Meet the New Allen Distinguished Investigators Researching Organelle Communication 

These researchers will explore a thrilling frontier in cell biology emerging from the discovery that organelles (cellular compartments) can directly connect to each other to exchange materials and information, forming complex and dynamic networks. Much of how these interactions occur remains unknown due to the profound challenges of observing rapid events on a nanometer scale. This cohort will pioneer new tools to directly observe and model the organelle ‘interactome’ across time, space, and cell type. Their findings will expand our understanding of core biological principles, with powerful implications for fields ranging from regenerative medicine to virology.

These investigators hypothesize that complex and dynamic patterns of organelle connection and communication are distinctive across different cell types, helping to drive the function and physiology of the cell. They will employ machine learning to identify key features of organelle-organelle interactions that affect cell trajectories during stem cell differentiation. They will then test the causal impact of these interactions by artificially tethering organelles together. This project will establish groundbreaking imaging and computational tools with implications for cell engineering.

These investigators have shown that viruses can alter organelle connections in a host’s cells, forcing infected cells to prime their neighbors to become more susceptible to infection. In this project, they will determine the underlying causes and consequences of this virus-induced organelle network reorganization by developing novel tools to monitor and manipulate organelle connections in cells at varying distances from viral infection sites. The approaches they develop can be extended to a multitude of biological contexts and will expand our understanding of inter- and intra-cell interactions and immunity.

In this project, the investigators will develop visualization and tracking approaches to directly observe the transfer of lipids between organelles in unprecedented detail.

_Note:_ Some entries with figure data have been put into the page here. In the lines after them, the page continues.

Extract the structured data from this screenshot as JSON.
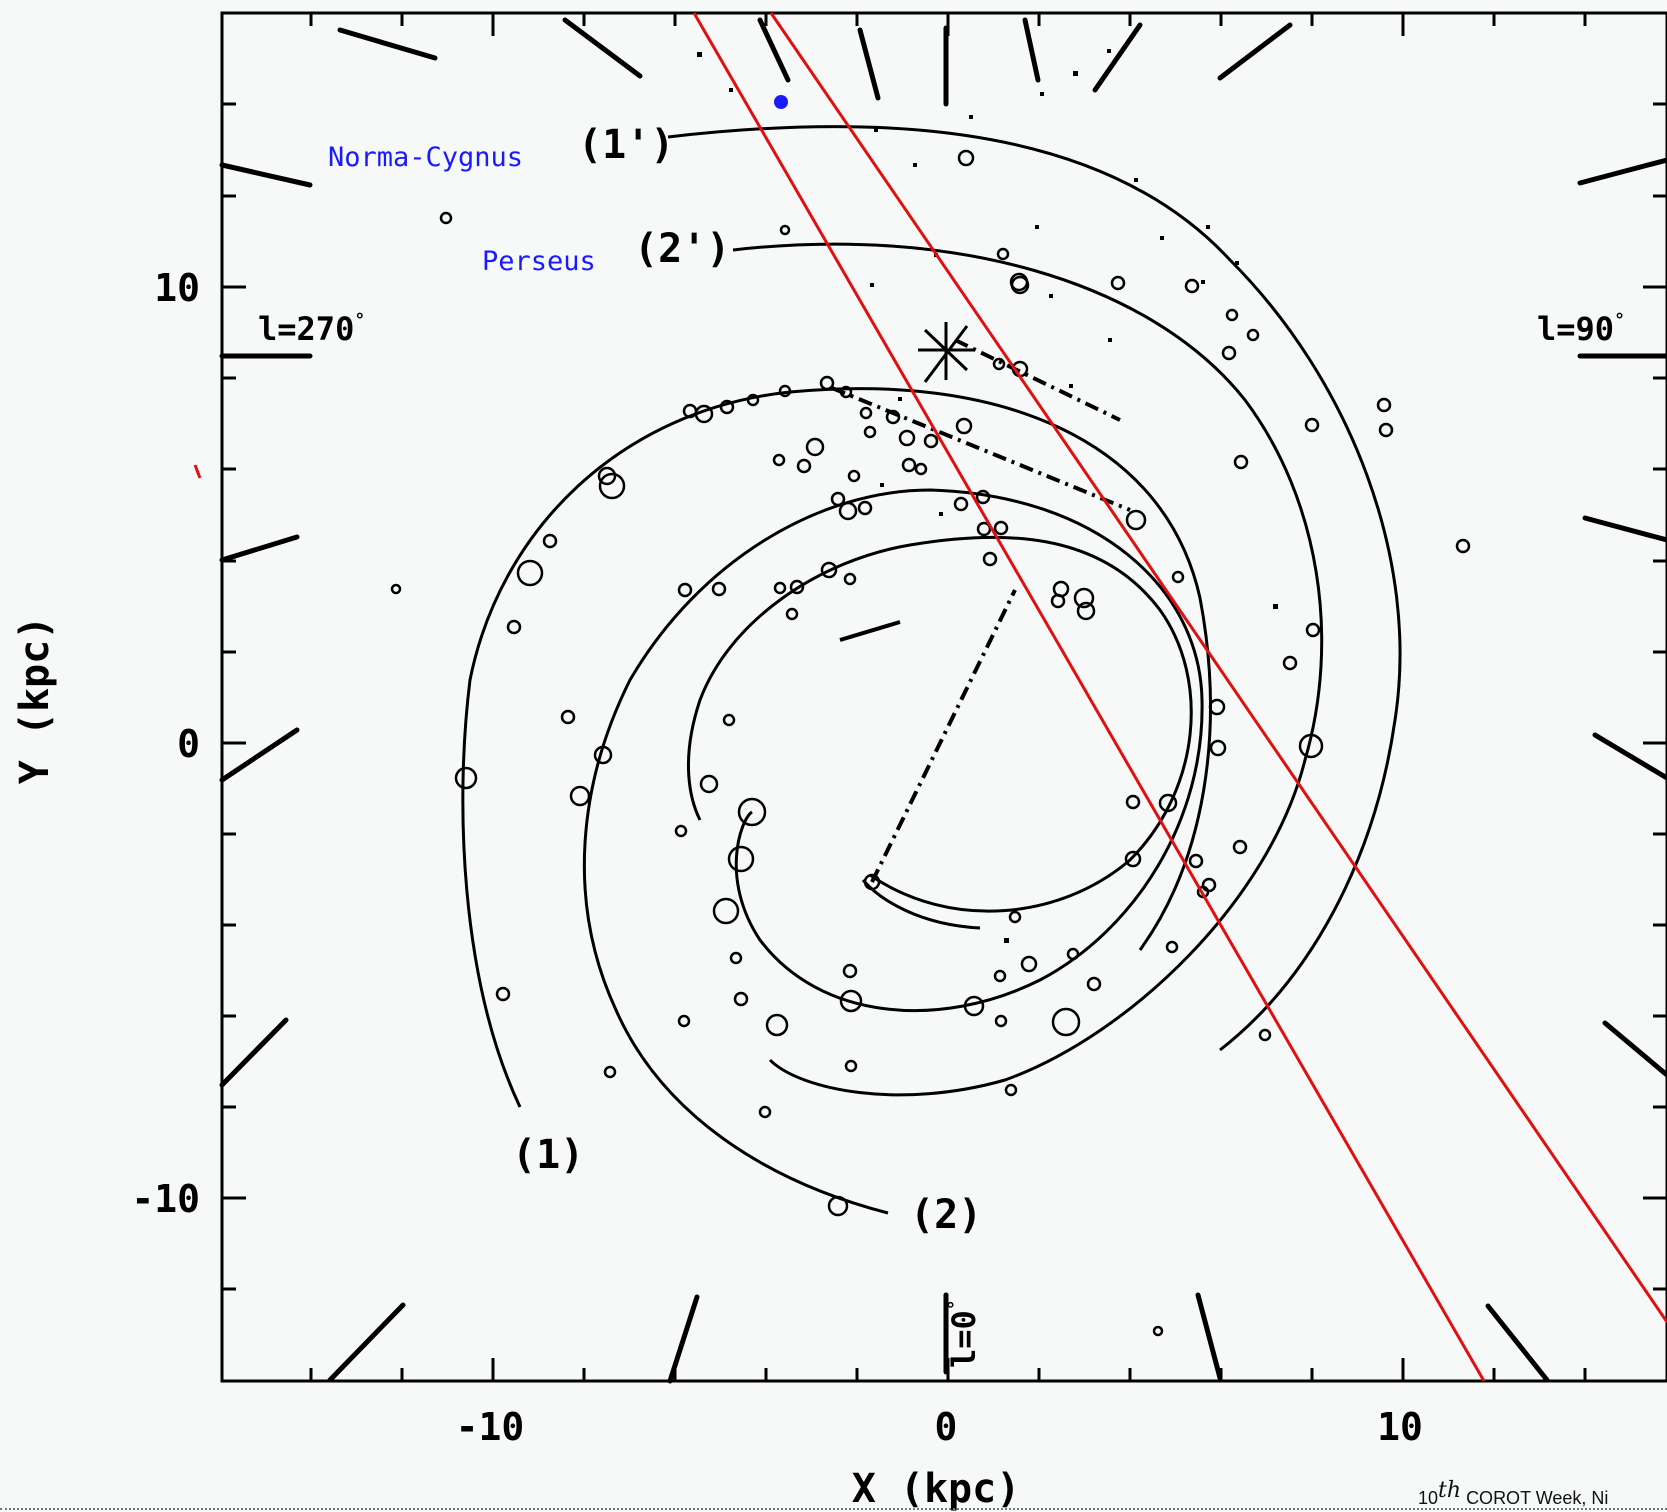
{
  "diagram": {
    "xlabel": "X (kpc)",
    "ylabel": "Y (kpc)",
    "x_ticks": [
      "-10",
      "0",
      "10"
    ],
    "y_ticks": [
      "10",
      "0",
      "-10"
    ],
    "longitude_labels": {
      "l270": "l=270",
      "l90": "l=90",
      "l0": "l=0",
      "degree_symbol": "°"
    },
    "arm_labels": [
      {
        "id": "1",
        "text": "(1)"
      },
      {
        "id": "1p",
        "text": "(1')"
      },
      {
        "id": "2",
        "text": "(2)"
      },
      {
        "id": "2p",
        "text": "(2')"
      }
    ],
    "arm_names": {
      "norma_cygnus": "Norma-Cygnus",
      "perseus": "Perseus"
    },
    "colors": {
      "arms": "#000000",
      "lines_of_sight": "#e01010",
      "names": "#1a1aff",
      "background": "#f6f9f7"
    },
    "marker": "blue-dot",
    "sun": "star-symbol"
  },
  "footer": {
    "superscript": "th",
    "prefix": "10",
    "text": "COROT Week, Ni"
  }
}
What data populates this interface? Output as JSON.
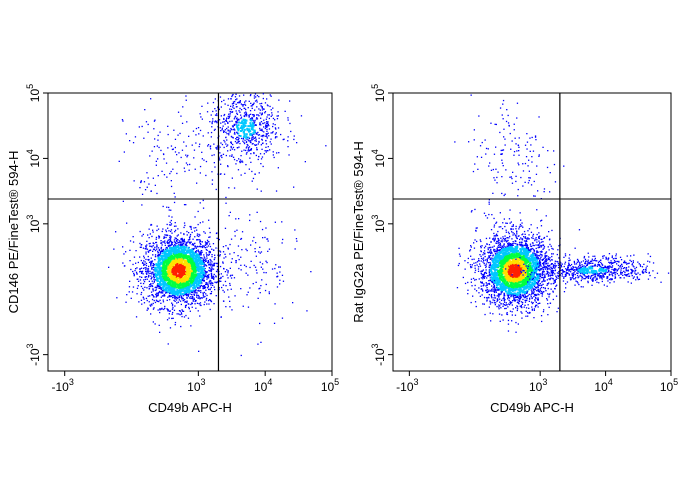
{
  "chart_data": [
    {
      "type": "scatter",
      "xlabel": "CD49b APC-H",
      "ylabel": "CD146 PE/FineTest® 594-H",
      "x_ticks": [
        {
          "base": "-10",
          "exp": "3"
        },
        {
          "base": "10",
          "exp": "3"
        },
        {
          "base": "10",
          "exp": "4"
        },
        {
          "base": "10",
          "exp": "5"
        }
      ],
      "y_ticks": [
        {
          "base": "-10",
          "exp": "3"
        },
        {
          "base": "10",
          "exp": "3"
        },
        {
          "base": "10",
          "exp": "4"
        },
        {
          "base": "10",
          "exp": "5"
        }
      ],
      "gate_x": 2000,
      "gate_y": 2400,
      "populations": [
        {
          "name": "negative",
          "x": 700,
          "y": 300,
          "density": "high"
        },
        {
          "name": "CD146+ CD49b+",
          "x": 5000,
          "y": 30000,
          "density": "medium"
        },
        {
          "name": "CD49b+ CD146-",
          "x": 6000,
          "y": 400,
          "density": "low"
        },
        {
          "name": "CD146+ CD49b-",
          "x": 600,
          "y": 8000,
          "density": "low"
        }
      ]
    },
    {
      "type": "scatter",
      "xlabel": "CD49b APC-H",
      "ylabel": "Rat IgG2a PE/FineTest® 594-H",
      "x_ticks": [
        {
          "base": "-10",
          "exp": "3"
        },
        {
          "base": "10",
          "exp": "3"
        },
        {
          "base": "10",
          "exp": "4"
        },
        {
          "base": "10",
          "exp": "5"
        }
      ],
      "y_ticks": [
        {
          "base": "-10",
          "exp": "3"
        },
        {
          "base": "10",
          "exp": "3"
        },
        {
          "base": "10",
          "exp": "4"
        },
        {
          "base": "10",
          "exp": "5"
        }
      ],
      "gate_x": 2000,
      "gate_y": 2400,
      "populations": [
        {
          "name": "negative",
          "x": 600,
          "y": 300,
          "density": "high"
        },
        {
          "name": "CD49b+",
          "x": 6000,
          "y": 300,
          "density": "medium"
        },
        {
          "name": "CD49b- upper tail",
          "x": 600,
          "y": 10000,
          "density": "low"
        }
      ]
    }
  ],
  "colors": {
    "density_low": "#0000ff",
    "density_mid": "#00c8ff",
    "density_midhigh": "#00ff40",
    "density_high": "#ffe000",
    "density_peak": "#ff2000",
    "axis": "#000000",
    "gate": "#000000"
  }
}
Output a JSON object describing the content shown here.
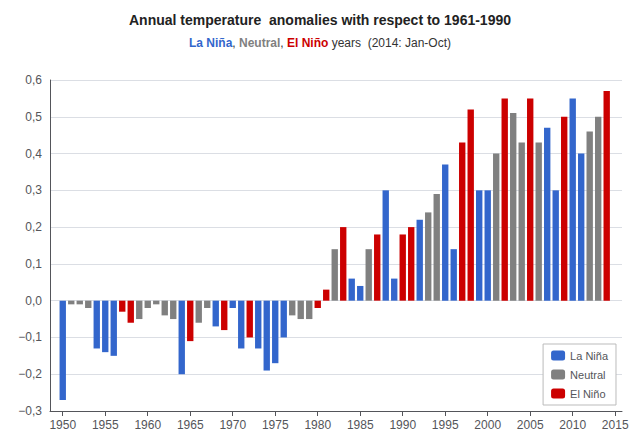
{
  "chart_data": {
    "type": "bar",
    "title": "Annual temperature  anomalies with respect to 1961-1990",
    "subtitle": "La Niña, Neutral, El Niño years  (2014: Jan-Oct)",
    "x": [
      1950,
      1951,
      1952,
      1953,
      1954,
      1955,
      1956,
      1957,
      1958,
      1959,
      1960,
      1961,
      1962,
      1963,
      1964,
      1965,
      1966,
      1967,
      1968,
      1969,
      1970,
      1971,
      1972,
      1973,
      1974,
      1975,
      1976,
      1977,
      1978,
      1979,
      1980,
      1981,
      1982,
      1983,
      1984,
      1985,
      1986,
      1987,
      1988,
      1989,
      1990,
      1991,
      1992,
      1993,
      1994,
      1995,
      1996,
      1997,
      1998,
      1999,
      2000,
      2001,
      2002,
      2003,
      2004,
      2005,
      2006,
      2007,
      2008,
      2009,
      2010,
      2011,
      2012,
      2013,
      2014
    ],
    "series": [
      {
        "name": "La Niña",
        "color": "#3366CC",
        "values": [
          -0.27,
          null,
          null,
          null,
          -0.13,
          -0.14,
          -0.15,
          null,
          null,
          null,
          null,
          null,
          null,
          null,
          -0.2,
          null,
          null,
          null,
          -0.07,
          null,
          -0.02,
          -0.13,
          null,
          -0.13,
          -0.19,
          -0.17,
          -0.1,
          null,
          null,
          null,
          null,
          null,
          null,
          null,
          0.06,
          0.04,
          null,
          null,
          0.3,
          0.06,
          null,
          null,
          0.22,
          null,
          null,
          0.37,
          0.14,
          null,
          null,
          0.3,
          0.3,
          null,
          null,
          null,
          null,
          null,
          null,
          0.47,
          0.3,
          null,
          0.55,
          0.4,
          null,
          null,
          null
        ]
      },
      {
        "name": "Neutral",
        "color": "#808080",
        "values": [
          null,
          -0.01,
          -0.01,
          -0.02,
          null,
          null,
          null,
          null,
          null,
          -0.05,
          -0.02,
          -0.01,
          -0.04,
          -0.05,
          null,
          null,
          -0.06,
          -0.02,
          null,
          null,
          null,
          null,
          null,
          null,
          null,
          null,
          null,
          -0.04,
          -0.05,
          -0.05,
          null,
          null,
          0.14,
          null,
          null,
          null,
          0.14,
          null,
          null,
          null,
          null,
          null,
          null,
          0.24,
          0.29,
          null,
          null,
          null,
          null,
          null,
          null,
          0.4,
          null,
          0.51,
          0.43,
          null,
          0.43,
          null,
          null,
          null,
          null,
          null,
          0.46,
          0.5,
          null
        ]
      },
      {
        "name": "El Niño",
        "color": "#CC0000",
        "values": [
          null,
          null,
          null,
          null,
          null,
          null,
          null,
          -0.03,
          -0.06,
          null,
          null,
          null,
          null,
          null,
          null,
          -0.11,
          null,
          null,
          null,
          -0.08,
          null,
          null,
          -0.1,
          null,
          null,
          null,
          null,
          null,
          null,
          null,
          -0.02,
          0.03,
          null,
          0.2,
          null,
          null,
          null,
          0.18,
          null,
          null,
          0.18,
          0.2,
          null,
          null,
          null,
          null,
          null,
          0.43,
          0.52,
          null,
          null,
          null,
          0.55,
          null,
          null,
          0.55,
          null,
          null,
          null,
          0.5,
          null,
          null,
          null,
          null,
          0.57
        ]
      }
    ],
    "xlim": [
      1948.5,
      2015.8
    ],
    "xticks": [
      1950,
      1955,
      1960,
      1965,
      1970,
      1975,
      1980,
      1985,
      1990,
      1995,
      2000,
      2005,
      2010,
      2015
    ],
    "ylim": [
      -0.3,
      0.6
    ],
    "yticks": [
      {
        "value": -0.3,
        "label": "−0,3"
      },
      {
        "value": -0.2,
        "label": "−0,2"
      },
      {
        "value": -0.1,
        "label": "−0,1"
      },
      {
        "value": 0.0,
        "label": "0,0"
      },
      {
        "value": 0.1,
        "label": "0,1"
      },
      {
        "value": 0.2,
        "label": "0,2"
      },
      {
        "value": 0.3,
        "label": "0,3"
      },
      {
        "value": 0.4,
        "label": "0,4"
      },
      {
        "value": 0.5,
        "label": "0,5"
      },
      {
        "value": 0.6,
        "label": "0,6"
      }
    ],
    "grid": true,
    "legend": "lower right"
  }
}
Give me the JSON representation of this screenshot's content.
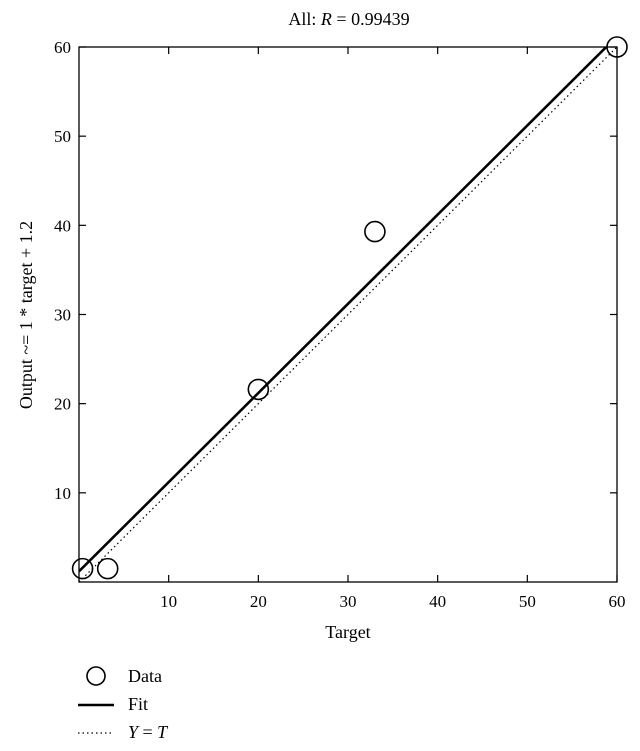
{
  "chart_data": {
    "type": "scatter",
    "title": {
      "prefix": "All: ",
      "var": "R",
      "suffix": " = 0.99439"
    },
    "xlabel": "Target",
    "ylabel": "Output ~= 1 * target + 1.2",
    "xlim": [
      0,
      60
    ],
    "ylim": [
      0,
      60
    ],
    "xticks": [
      10,
      20,
      30,
      40,
      50,
      60
    ],
    "yticks": [
      10,
      20,
      30,
      40,
      50,
      60
    ],
    "grid": false,
    "legend_position": "bottom-left",
    "series": [
      {
        "name": "Data",
        "kind": "points",
        "x": [
          0.4,
          3.2,
          20.0,
          33.0,
          60.0
        ],
        "y": [
          1.5,
          1.5,
          21.6,
          39.3,
          60.0
        ]
      },
      {
        "name": "Fit",
        "kind": "line",
        "slope": 1.0,
        "intercept": 1.2
      },
      {
        "name": "Y = T",
        "kind": "identity",
        "var_y": "Y",
        "var_t": "T"
      }
    ],
    "colors": {
      "marks": "#000000"
    }
  }
}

These observations will provide insights into the architecture of these complex lipid transfer events and their impacts on cell homeostasis and organelle membrane functions. The tools developed in this project to track the traffic of lipids throughout the cell will be of wide use to the cell biology community, with implications for human metabolic and neurogenerative disorders. 

The Allen Distinguished Investigators program was launched in 2010 by the late philanthropist Paul G. Allen to back creative, early-stage research projects in biology and medical research that would not otherwise be supported by traditional research funding programs. Including the new awards, a total of 130 Allen Distinguished Investigators have been appointed during the past 12 years. Each award spans three years of research funding.